New gene/tumor tests?

Question from Cheryl58: Are new gene/tumor tests being developed, such as the Oncotype test, that will allow use of a broader range of targeted therapies for use on all tumors (besides ER/PR+)?
Answers - Andrew D. Seidman, M.D. Yes, this is an excellent question and while we've spent most of this chat focusing on targeted therapies and drugs, the other side of the coin is to use diagnostic tests and molecular analysis of specific tumors to enrich the population of patients who will benefit from a given treatment even before one chooses to use the treatment. The Oncotype DX is one such tool. This is a test that is performed on the primary breast tumor and it examines 21 key genes that play an important role in breast cancer metastasis. This test, which is commercially available, provides the patient and her physician with a "recurrence score" which can provide a more accurate and refined estimate of her chance to be cured when diagnosed with early stage breast cancer. Specifically, studies have shown that for patients with lymph node-negative, ER-positive breast cancer, a low recurrence score argues strongly against the use of chemotherapy and a high recurrence score argues strongly in favor of the need for chemotherapy.
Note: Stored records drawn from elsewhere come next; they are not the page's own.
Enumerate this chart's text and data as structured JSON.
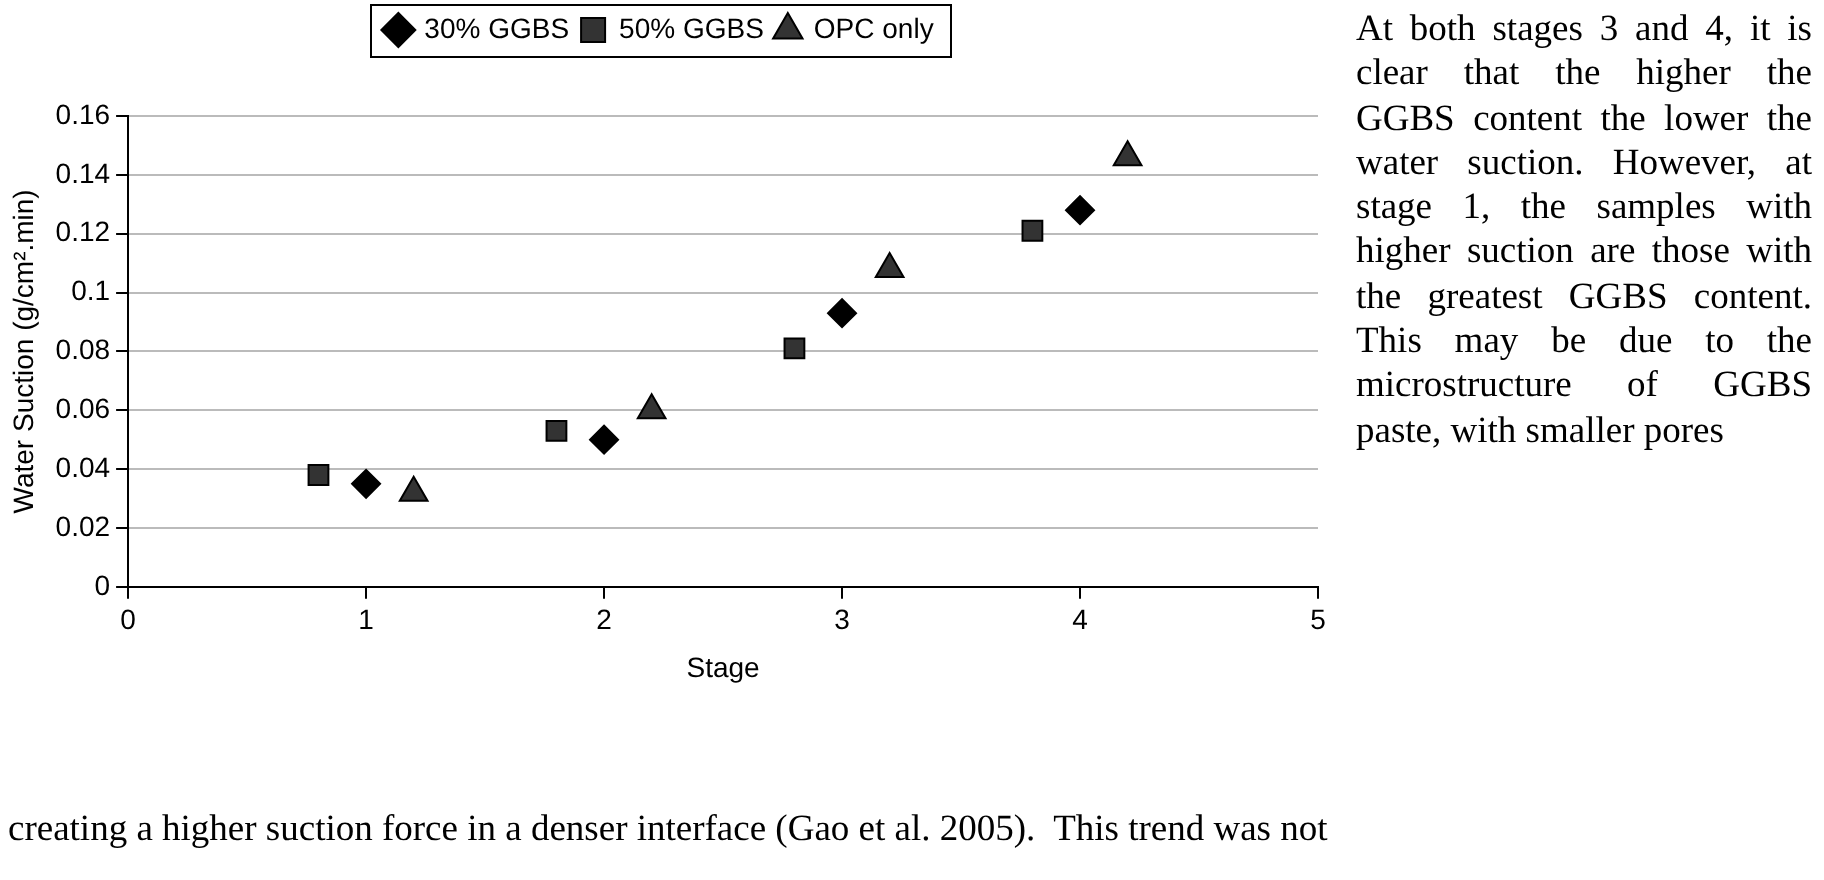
{
  "chart_data": {
    "type": "scatter",
    "xlabel": "Stage",
    "ylabel": "Water Suction (g/cm².min)",
    "xlim": [
      0,
      5
    ],
    "xticks": [
      0,
      1,
      2,
      3,
      4,
      5
    ],
    "ylim": [
      0,
      0.16
    ],
    "yticks": [
      0,
      0.02,
      0.04,
      0.06,
      0.08,
      0.1,
      0.12,
      0.14,
      0.16
    ],
    "grid": "y",
    "legend": "top",
    "series": [
      {
        "name": "30% GGBS",
        "color": "#000000",
        "marker": "diamond",
        "x": [
          1,
          2,
          3,
          4
        ],
        "values": [
          0.035,
          0.05,
          0.093,
          0.128
        ]
      },
      {
        "name": "50% GGBS",
        "color": "#333333",
        "marker": "square",
        "x": [
          0.8,
          1.8,
          2.8,
          3.8
        ],
        "values": [
          0.038,
          0.053,
          0.081,
          0.121
        ]
      },
      {
        "name": "OPC only",
        "color": "#333333",
        "marker": "triangle",
        "x": [
          1.2,
          2.2,
          3.2,
          4.2
        ],
        "values": [
          0.032,
          0.06,
          0.108,
          0.146
        ]
      }
    ],
    "annotations": [
      "At both stages 3 and 4, it is clear that the higher the GGBS content the lower the water suction. However, at stage 1, the samples with higher suction are those with the greatest GGBS content. This may be due to the microstructure of GGBS paste, with smaller pores",
      "creating a higher suction force in a denser interface (Gao et al. 2005).  This trend was not"
    ]
  }
}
A large national randomized trial known as TAILORx is getting underway to better determine whether patients whose tumors are characterized as "intermediate risk" based on this Oncotype DX assay will benefit from chemotherapy, or whether perhaps they may be best served by the use of hormonal therapy alone. Thus my long-winded answer to your very direct, specific question is that indeed, tests that analyze tumors well beyond the usual suspects of ER, PR, and HER2 are already beginning to impact our therapeutic approach to breast cancer.
Jennifer Armstrong, M.D. While I am not aware of specific new assays under development, this general area of research is often referred to as genomic or proteomic research, and is an active area of research. Stay tuned!
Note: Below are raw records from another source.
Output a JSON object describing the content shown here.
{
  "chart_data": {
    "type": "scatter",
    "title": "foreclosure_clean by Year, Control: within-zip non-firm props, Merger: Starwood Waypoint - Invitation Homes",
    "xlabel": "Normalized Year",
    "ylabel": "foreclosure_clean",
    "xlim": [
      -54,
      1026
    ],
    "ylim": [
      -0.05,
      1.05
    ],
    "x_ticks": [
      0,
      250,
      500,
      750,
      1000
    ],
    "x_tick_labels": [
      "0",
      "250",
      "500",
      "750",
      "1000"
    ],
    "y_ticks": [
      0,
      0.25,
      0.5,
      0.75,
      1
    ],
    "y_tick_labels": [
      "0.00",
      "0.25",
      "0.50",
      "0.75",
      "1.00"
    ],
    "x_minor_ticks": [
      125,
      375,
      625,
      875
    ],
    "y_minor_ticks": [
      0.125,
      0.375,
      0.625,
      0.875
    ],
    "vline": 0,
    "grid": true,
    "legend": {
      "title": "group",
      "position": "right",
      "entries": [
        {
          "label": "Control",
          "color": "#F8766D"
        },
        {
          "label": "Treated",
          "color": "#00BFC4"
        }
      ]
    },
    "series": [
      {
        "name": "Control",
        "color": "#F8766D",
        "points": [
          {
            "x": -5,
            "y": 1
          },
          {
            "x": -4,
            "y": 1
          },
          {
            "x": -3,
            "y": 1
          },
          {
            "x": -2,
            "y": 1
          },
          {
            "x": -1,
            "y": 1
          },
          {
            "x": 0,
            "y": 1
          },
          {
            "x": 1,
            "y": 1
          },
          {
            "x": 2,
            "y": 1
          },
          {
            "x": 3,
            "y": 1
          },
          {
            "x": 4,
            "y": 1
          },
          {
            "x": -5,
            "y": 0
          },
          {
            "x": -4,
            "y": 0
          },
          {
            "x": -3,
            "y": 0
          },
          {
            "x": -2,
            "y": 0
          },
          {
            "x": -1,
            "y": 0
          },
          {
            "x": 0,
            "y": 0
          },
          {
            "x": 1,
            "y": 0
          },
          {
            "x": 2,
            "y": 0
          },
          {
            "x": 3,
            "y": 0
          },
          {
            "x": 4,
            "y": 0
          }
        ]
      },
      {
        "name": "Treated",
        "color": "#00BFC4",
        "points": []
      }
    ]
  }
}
Aromatase inhibitors reduce new cancers?

Question from Marilyn: Are there data indicating that aromatase inhibitors reduce the occurrences of new primary breast cancers in general, and more specifically in the presence of BRCA mutations?
Answers - Andrew D. Seidman, M.D. Yes to the first part of the question. Clinical trials in which aromatase inhibitors have been given as adjuvant therapy for invasive breast cancer have indeed demonstrated lower rates of new primary breast cancer formation, either in the same breast assuming breast conserving surgery, or in the opposite breast. The magnitude of this apparent breast cancer prevention effect seems similar to that already observed for tamoxifen. To date, however, we have no data from a randomized prospective study that would support the use of aromatase inhibitor therapy as a breast cancer prevention strategy in a woman without a personal history of breast cancer. I am not aware of any differential effect of the ability of aromatase inhibitors to prevent breast cancers based on BRCA mutation status.
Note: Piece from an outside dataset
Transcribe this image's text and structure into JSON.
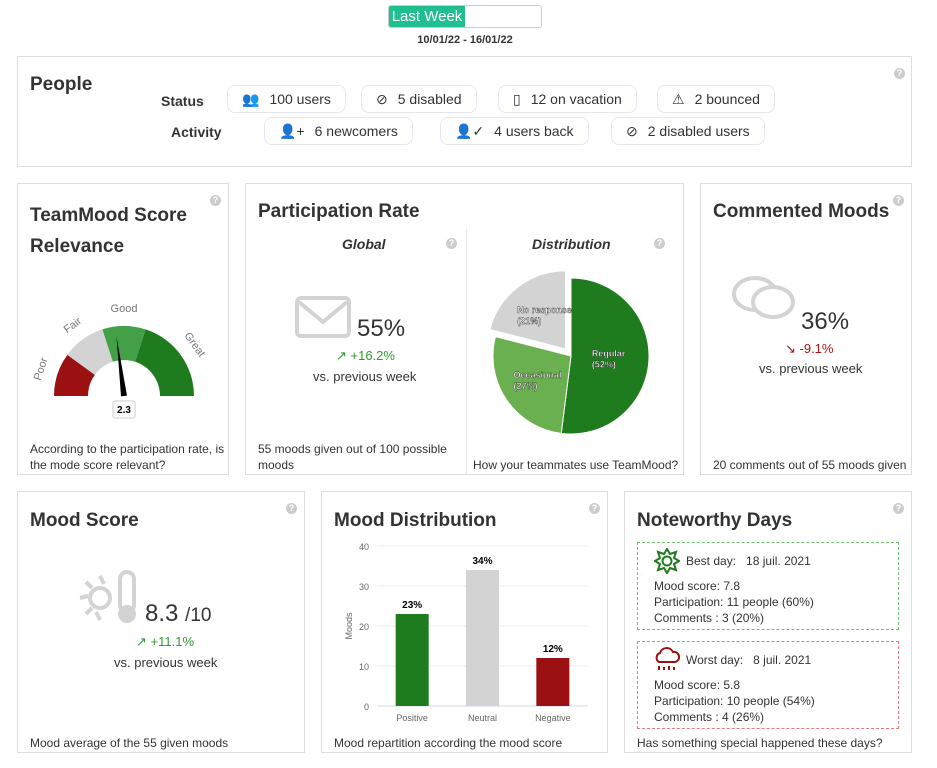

Jennifer Armstrong, M.D. I concur. Before we run out of time, I want to thank Dr. Seidman for his incredible contribution. His depth and breadth of knowledge, and his ability to communicate all of it in such an honest and straightforward manner make sharing the evening with him an absolute pleasure. It has been an honor and a privilege. Thank you.
Andrew D. Seidman, M.D. It has been my privilege to be able to participate in this unique forum, which allows for honest and open interchange of thoughts and ideas. Inasmuch as the chemotherapy era began in the 1960s, this decade I think can rightfully be called the beginning of the end of the chemotherapy era. Our ability to unravel the biology of not only breast cancer but other cancers, and to translate that knowledge into the development of rationally designed targeted therapies, only gives me much reason for optimism for the future of breast cancer therapy. My sincere best wishes for the good health of all those participating in this program.